- Totota Location in Liberia
- Coordinates: 6°49′N 9°55′W﻿ / ﻿6.817°N 9.917°W
- Country: Liberia
- County: Bong County

= Totota =

Town in Bong County, Liberia

A baby African elephant, probably Loxodonta cyclotis. Tubman Zoo, Totota, Bong County, 1977–1978.

Totota is a small town in Bong County, Liberia, with a population between 5,000 and 8,000 depending on the season. The main paved road from Monrovia to Gbarnga passes through Totota, keeping Totota alive with activity day and night. Totota has several high schools, notably E.J. Yancy, Upper Room, Sandary, and Lutheran. Totota has two health clinics, Helping Hands and "Small Phebe" in addition to a myriad of churches, shops, orphanages, and day cares, among other services. Wednesday is market day in Totota.
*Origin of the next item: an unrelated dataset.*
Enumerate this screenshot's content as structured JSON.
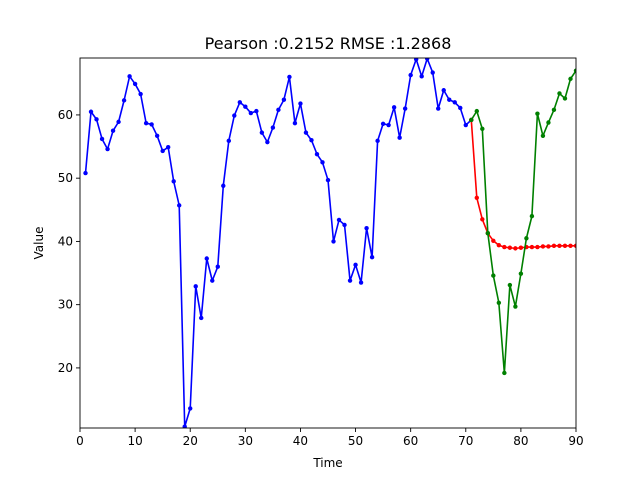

President William V. S. Tubman, who served for 27 years, established his presidential rubber farming retreat in a Totota, with the rubber farms of Lafayette Morgan, former economic adviser to the President, and Richard Henries, the longest serving Speaker of the House of Representatives of Liberia, located adjacent to it. Jimmy Barolle, longtime butler to President Tubman has a 400-acre (162 ha) rubber farm nearby and Mrs. Antoinette Tubman, wife of the former president, has her own large oil palm estate near the town. There is a hotel and restaurant resort with an attached zoo, Coocoo's Nest, named for their daughter, Wilhelmina "CooCoo" Tubman.

== 2023 explosion ==
On Boxing Day 2023, A fuel tank exploded and caught fire in the city while people were collecting spilled fuel killing over 50 people injuring 40 others and prompting the Liberian government to decree a weeklong mourning period across the country.